The following example demonstrates how to use reference answers with elluminate:
| from dotenv import load_dotenv
from elluminate import Client
load_dotenv(override=True)
client = Client()
# Create a prompt template for geography questions about capitals
prompt_template, _ = client.prompt_templates.get_or_create(
"What is the capital city of the following country: {{country}}. Give only the name of the capital city in your response, nothing else.",
name="Geography Expert - Capitals",
) # (1)!
# Add criterion to check if the provided answer matches the reference answer
client.criteria.add_many(
["The correct capital city is: {{reference_answer}}. Is the given answer correct?"],
prompt_template,
) # (2)!
collection, _ = client.collections.get_or_create(
name="Country Capitals",
description="A collection of countries and their capital cities",
)
# Create template variables with countries and their correct capital cities
template_variables = [
{
"country": "France",
"reference_answer": "Paris",
},
{
"country": "Japan",
"reference_answer": "Tokyo",
},
{
"country": "Argentina",
"reference_answer": "Buenos Aires",
},
] # (3)!
for tmp_vars in template_variables:
client.template_variables.add_to_collection(tmp_vars, collection)

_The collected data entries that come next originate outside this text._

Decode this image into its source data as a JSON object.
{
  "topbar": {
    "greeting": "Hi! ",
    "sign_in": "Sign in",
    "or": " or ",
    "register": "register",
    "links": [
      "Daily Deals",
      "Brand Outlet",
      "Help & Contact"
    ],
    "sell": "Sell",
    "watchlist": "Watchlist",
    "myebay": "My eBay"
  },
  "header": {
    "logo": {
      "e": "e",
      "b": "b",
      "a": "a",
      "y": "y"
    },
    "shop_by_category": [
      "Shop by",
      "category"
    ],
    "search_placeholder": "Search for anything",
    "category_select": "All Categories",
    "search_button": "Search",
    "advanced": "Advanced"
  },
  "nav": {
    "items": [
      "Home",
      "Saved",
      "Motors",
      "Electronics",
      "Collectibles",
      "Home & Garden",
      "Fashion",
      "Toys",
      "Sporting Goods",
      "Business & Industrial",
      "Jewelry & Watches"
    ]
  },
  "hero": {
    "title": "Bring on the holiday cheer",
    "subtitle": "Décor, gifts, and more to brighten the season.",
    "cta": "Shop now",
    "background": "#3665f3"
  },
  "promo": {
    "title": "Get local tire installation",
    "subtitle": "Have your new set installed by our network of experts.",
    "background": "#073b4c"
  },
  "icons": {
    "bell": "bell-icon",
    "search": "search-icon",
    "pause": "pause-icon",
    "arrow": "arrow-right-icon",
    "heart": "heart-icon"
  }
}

experiment = client.experiments.create_and_run(
name="Capital Cities Experiment",
prompt_template=prompt_template,
collection=collection,
)
experiment = client.experiments.get(name=experiment.name)
for response in experiment.rated_responses:
print(f"Prompt: {response.prompt.prompt_str}")
print(f"Response: {response.response}")
print(f"Ratings: {response.ratings[0].rating}")
print("-" * 100)
|
1. First, we create the prompt template. Note that the we only use the template variables `{{country}}` here.
2. Here we add a criterion to the prompt template. Note that the criterion uses the template variable `{{reference_answer}}`, which will be filled with the reference answer from the template variables.
3. We define the template variables. Each template variable contains a value for `country` and the `reference_answer` which is the correct answer for the given country.
Evaluation Criteria
Define criteria that use the reference answers to evaluate responses. Common patterns include:
- Exact match comparison
- Semantic similarity checking